Proprio questi due aspetti sono stati celebrati anche nel romanzo Il postino di Neruda di Antonio Skármeta, che nel 1994 ha ispirato il toccante film Il postino, diretto da Michael Radford e con protagonisti Philippe Noiret e Massimo Troisi (deceduto poche ore dopo la fine delle riprese), rispettivamente nei panni di Pablo Neruda e del postino Mario Ruoppolo.
I due si conoscono durante l’esilio del poeta in un’isola del Sud Italia nel 1948, quando Mario viene assunto per consegnare la corrispondenza al grande intellettuale e impara a conoscerlo e a mettere in pratica i suoi consigli sull’amore e sulla poesia.
Il carattere profondo del poeta cileno si misura inoltre nel suo amore per l’America Latina, quella patria dove batte il cuore di creature – dalle più maestose alle più umili, fino agli insetti – che ne testimoniano il fascino primitivo e vitale.
Più volte, infatti, nei suoi versi Pablo Neruda si fa albatros venuto a morire sulle umide sabbie cilene, vuole conversare con i maiali, con i cavalli, con “gli uccelli che si mangiano la notte”; vuole imparare dai gatti, orgogliosi e indifferenti, celebrare la bellezza delle farfalle, l’ingegno dei ragni, la danza delle pulci, il canto delle rane, proprio come svela la raccolta Bestiario (Guanda, traduzione di Ilide Carmignani) illustrata da Luis Scafati.
Come abbiamo visto, tuttavia, Neruda non è stato solo un poeta surrealista e intimista, dedicandosi dalla seconda metà degli anni Trenta a una produzione civile e politica di grande spessore, con la quale ha combattuto apertamente il neocolonialismo, la dittatura, la guerra e l’imperialismo.
Ha così unito la sua visione romantica dell’esistenza a una più drammatica, che da raccolte come Crepuscolario (1923) Venti poesie d’amore e una canzone disperata (1924) si è evoluta fino ad arrivare a Canto generale (1950), a Le pietre del Cile (1960) e, in ultimo, all’autobiografia Confesso che ho vissuto, data alle stampe a pochi mesi dal suo decesso.

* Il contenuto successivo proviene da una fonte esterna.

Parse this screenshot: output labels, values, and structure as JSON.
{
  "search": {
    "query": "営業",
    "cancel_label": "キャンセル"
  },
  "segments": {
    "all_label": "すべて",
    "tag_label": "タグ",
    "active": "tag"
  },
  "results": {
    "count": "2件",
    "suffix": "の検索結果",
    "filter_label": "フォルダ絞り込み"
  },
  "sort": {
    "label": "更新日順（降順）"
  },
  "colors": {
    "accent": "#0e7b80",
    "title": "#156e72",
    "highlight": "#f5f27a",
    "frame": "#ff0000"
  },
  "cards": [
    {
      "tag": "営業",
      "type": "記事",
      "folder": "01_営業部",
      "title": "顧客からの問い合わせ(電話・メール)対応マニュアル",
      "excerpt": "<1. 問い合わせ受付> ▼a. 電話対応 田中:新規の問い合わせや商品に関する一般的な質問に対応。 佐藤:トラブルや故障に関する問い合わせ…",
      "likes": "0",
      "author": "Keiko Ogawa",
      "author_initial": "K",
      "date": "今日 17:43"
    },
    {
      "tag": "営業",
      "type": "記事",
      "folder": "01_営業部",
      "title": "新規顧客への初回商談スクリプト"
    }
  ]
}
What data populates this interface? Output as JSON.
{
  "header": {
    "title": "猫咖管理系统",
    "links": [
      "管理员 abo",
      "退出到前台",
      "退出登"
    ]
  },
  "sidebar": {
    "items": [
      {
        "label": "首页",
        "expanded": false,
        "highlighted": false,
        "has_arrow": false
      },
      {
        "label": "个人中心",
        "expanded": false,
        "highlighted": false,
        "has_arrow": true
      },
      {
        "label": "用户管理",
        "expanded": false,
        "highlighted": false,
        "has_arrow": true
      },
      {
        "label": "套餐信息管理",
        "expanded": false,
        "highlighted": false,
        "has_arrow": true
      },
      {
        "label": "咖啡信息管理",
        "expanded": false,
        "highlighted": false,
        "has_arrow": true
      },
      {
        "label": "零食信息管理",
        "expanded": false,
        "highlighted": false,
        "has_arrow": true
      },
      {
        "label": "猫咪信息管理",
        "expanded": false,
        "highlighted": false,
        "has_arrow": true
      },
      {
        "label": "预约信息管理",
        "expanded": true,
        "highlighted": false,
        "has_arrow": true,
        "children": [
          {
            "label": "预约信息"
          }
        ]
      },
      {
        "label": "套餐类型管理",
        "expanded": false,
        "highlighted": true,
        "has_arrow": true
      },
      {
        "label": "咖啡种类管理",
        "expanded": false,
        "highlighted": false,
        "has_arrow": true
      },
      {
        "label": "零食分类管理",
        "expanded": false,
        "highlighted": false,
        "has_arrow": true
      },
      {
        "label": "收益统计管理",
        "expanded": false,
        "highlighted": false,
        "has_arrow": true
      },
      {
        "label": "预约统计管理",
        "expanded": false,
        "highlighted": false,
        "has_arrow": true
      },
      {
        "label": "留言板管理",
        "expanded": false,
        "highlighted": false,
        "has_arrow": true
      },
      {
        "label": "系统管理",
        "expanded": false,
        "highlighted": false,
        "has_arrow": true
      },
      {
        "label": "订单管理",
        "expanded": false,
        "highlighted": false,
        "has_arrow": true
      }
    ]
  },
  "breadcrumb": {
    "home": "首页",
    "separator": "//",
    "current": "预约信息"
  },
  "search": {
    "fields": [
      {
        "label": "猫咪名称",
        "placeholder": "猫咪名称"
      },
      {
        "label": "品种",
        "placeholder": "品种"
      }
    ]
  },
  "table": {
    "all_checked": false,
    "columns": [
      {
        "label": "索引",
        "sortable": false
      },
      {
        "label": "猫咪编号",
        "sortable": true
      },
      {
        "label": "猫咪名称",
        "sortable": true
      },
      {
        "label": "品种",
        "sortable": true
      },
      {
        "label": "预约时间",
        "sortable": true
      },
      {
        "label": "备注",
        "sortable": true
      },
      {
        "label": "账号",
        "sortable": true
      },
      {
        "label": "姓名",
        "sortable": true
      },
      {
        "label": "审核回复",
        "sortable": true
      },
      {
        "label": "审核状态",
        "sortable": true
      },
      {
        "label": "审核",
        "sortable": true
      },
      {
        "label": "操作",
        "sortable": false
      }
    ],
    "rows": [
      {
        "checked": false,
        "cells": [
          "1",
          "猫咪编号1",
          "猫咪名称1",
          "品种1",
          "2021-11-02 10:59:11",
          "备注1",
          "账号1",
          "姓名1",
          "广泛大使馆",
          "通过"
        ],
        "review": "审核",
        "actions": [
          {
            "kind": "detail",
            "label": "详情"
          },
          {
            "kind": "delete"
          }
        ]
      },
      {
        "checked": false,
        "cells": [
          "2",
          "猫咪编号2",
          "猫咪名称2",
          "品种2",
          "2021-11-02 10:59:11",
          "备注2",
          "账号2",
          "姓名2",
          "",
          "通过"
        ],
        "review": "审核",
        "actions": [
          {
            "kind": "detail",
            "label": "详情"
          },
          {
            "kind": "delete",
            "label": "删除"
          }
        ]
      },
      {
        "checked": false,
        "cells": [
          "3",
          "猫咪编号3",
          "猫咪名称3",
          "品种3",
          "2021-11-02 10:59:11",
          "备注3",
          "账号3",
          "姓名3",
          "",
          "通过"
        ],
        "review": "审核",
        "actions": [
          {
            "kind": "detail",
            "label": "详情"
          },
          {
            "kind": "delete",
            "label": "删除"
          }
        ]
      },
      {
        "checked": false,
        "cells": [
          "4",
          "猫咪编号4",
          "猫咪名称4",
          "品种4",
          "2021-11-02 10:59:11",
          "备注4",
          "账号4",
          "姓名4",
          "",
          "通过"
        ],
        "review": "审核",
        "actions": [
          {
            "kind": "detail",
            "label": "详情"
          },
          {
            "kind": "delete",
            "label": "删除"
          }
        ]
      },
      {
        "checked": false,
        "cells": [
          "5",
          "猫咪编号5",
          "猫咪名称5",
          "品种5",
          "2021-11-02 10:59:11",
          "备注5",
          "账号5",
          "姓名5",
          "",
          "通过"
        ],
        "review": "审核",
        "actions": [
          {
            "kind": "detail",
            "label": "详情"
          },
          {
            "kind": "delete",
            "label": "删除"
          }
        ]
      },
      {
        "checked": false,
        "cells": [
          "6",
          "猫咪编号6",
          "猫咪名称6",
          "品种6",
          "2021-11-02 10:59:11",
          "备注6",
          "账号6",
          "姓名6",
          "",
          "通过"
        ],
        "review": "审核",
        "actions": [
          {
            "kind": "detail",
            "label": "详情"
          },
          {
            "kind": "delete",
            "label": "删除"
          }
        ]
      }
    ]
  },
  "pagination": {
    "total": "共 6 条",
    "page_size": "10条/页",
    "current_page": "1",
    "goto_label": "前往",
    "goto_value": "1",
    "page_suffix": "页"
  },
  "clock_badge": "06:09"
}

Quest’ultimo, ancora avvolto dal mistero e considerato da alcuni un omicidio (forse indiretto, forse a scopi politici), non ha comunque messo un punto all’ammirazione internazionale per colui che Gabriel García Márquez (1927-2014) ha definito “il più grande poeta del XX secolo, in qualsiasi lingua“, e che ancora oggi non smette di incantare intere generazioni con la musicalità delle sue parole.
[…] Perché l’amore, mentre la vita ci incalza,
è semplicemente un’onda alta tra le onde.